31JUL
Tanggal 24 Juli 2013 BBI Jogja kedatangan tamu kehormatan. Bang Helvry, koordinator umum BBI, sedang ada tugas di Jogja. Sekalian saja didaulat untuk kopdar. Awalnya yang kopdar hanya saya, Dion dan bang Helvry. Tidak lama kemudian datanglah mbak Lutfi (koordinator GRI Jogja). Obrolan kopdar nggak melulu tentang buku saja. Apalagi ketika suami saya, Joel, ikut bergabung, obrolan berubah topik menjadi fotografi dan tempat wisata. Tiba-tiba saja mbak Lutfi bertanya, “sudah pernah ke Taru Martani, pabrik cerutu tertua di Indonesia?“. Karena belum ada yang pernah ke sana, jadilah agenda pertemuan berikutnya adalah hunting foto di Taru Martani.

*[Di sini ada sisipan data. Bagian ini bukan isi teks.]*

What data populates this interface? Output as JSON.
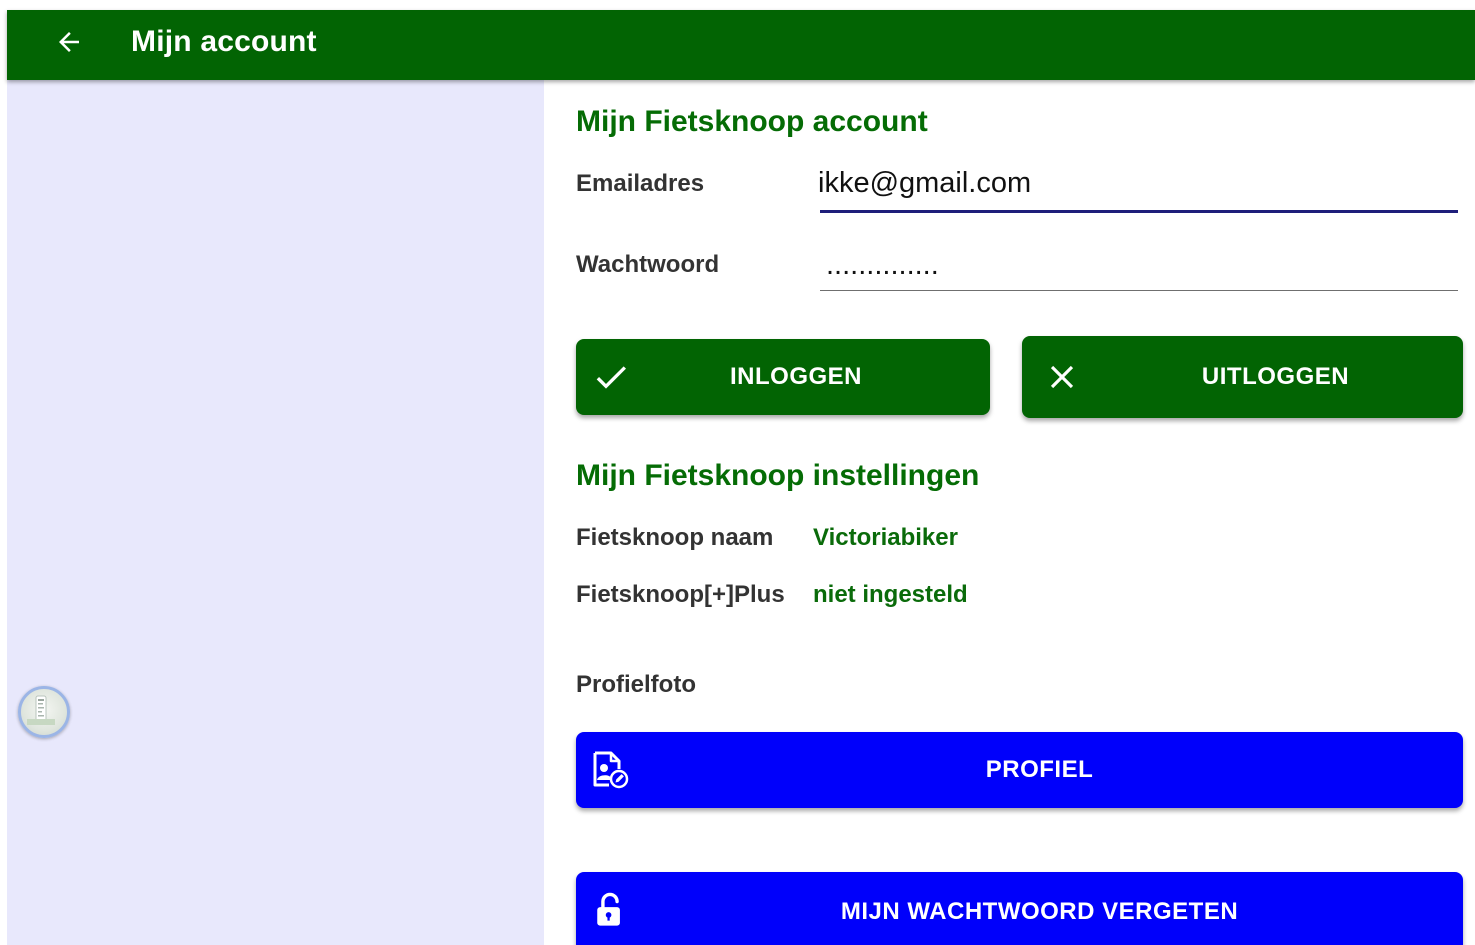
{
  "header": {
    "title": "Mijn account",
    "back_icon": "arrow-left-icon"
  },
  "colors": {
    "appbar": "#026403",
    "green_text": "#056c05",
    "blue_button": "#0000fb",
    "left_pane": "#e8e8fc"
  },
  "account": {
    "section_title": "Mijn Fietsknoop account",
    "email_label": "Emailadres",
    "email_value": "ikke@gmail.com",
    "password_label": "Wachtwoord",
    "password_value": "..............",
    "login_button": "INLOGGEN",
    "logout_button": "UITLOGGEN"
  },
  "settings": {
    "section_title": "Mijn Fietsknoop instellingen",
    "name_label": "Fietsknoop naam",
    "name_value": "Victoriabiker",
    "plus_label": "Fietsknoop[+]Plus",
    "plus_value": "niet ingesteld",
    "photo_label": "Profielfoto",
    "profile_button": "PROFIEL",
    "forgot_button": "MIJN WACHTWOORD VERGETEN"
  },
  "icons": {
    "login": "check-icon",
    "logout": "close-icon",
    "profile": "profile-edit-icon",
    "forgot": "unlock-icon",
    "floating": "floating-avatar-icon"
  }
}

Tidak banyak orang yang mengetahui kalau pabrik cerutu tertua di Indonesia ada di Jogja. Kalau selama ini wisata ke Jogja hanya seputaran Malioboro dan Kraton saja, cobalah ke pabrik ini. Lokasinya dekat dengan Stasiun Lempuyangan, Jogja. Dari stasiun bisa naik becak, bilang saja ke Taru Martani, tukang becak-nya pasti tahu. Tempatnya di daerah Baciro. Pabrik Taru Martani sebenarnya dibuka untuk kunjungan umum dengan membayar IDR 15,000/orang. Rombongan kami – bang Helvry, mbak Lutfi, bang Joel, saya, dan Keren (temannya mbak Lutfi) – cukup beruntung karena mbak Lutfi kenal dengan salah satu konsultan di sana. Jadinya kami masuk gratis, plus diantar sama manajernya langsung :) Saya melihat ada beberapa rombongan turis asing yang juga datang pada hari itu, dan setiap rombongan didampingi oleh guide.
Pak Ayub, salah satu manajer di Taru Martani, yang mengantar kami berkeliling. Bangunan pabrik yang masih bernuansa Belanda dipenuhi aroma wangi tembakau. Saat ini, karyawan Taru Martani berjumlah kurang lebih 250 orang, dengan fokus produksi cerutu dan tembakau kering. Produksi cerutu-nya sendiri ada yang manual (dengan tangan) ada juga yang memakai mesin. Proses produksi diawali dengan memisahkan ibu tulang daun tembakau dari helaian daun. Kemudian bagian helaian sebelah kiri dipisahkan dengan helaian sebelah kanan. Masing-masing ditumpuk secara terpisah. Setelah itu, daun tembakau dipotong sesuai ukuran tertentu untuk pelapis cerutu sebelah dalam. Sisa potongan digunakan untuk filler cerutu. Filler dicacah menggunakan mesin. Menurut Pak Ayub, mesin pencacah-nya itu masih peninggalan Belanda, yang mana di negeri Belanda sendiri sudah tidak diproduksi lagi. Setelah dicacah, daun tembakau dikeringkan sampai digunakan dalam proses selanjutnya.
Langkah selanjutnya adalah penimbangan filler, lalu pembungkusan filler dengan lapisan dalam. Dalam proses ini ada yang menggunakan mesin, ada juga dengan alat manual. Pengunjung boleh mencoba melinting cerutu dengan alat manual. Setelah itu, dilakukan pembungkusan dengan lapisan luar. Kali ini prosesnya manual pakai tangan. Ada berbagai macam ukuran cerutu yang dihasilkan melalui proses ini. Setelah cerutu jadi, kemudian dikemas dengan plastik, kertas, maupun kotak kayu. Cerutu yang dihasilkan oleh pabrik ini diekspor ke Amerika, Eropa dan Timur Tengah. Kalau tertarik membeli cerutu buatan pabrik ini, pengunjung bisa mendapatkannya di Koperasi yang ada di dekat pabrik.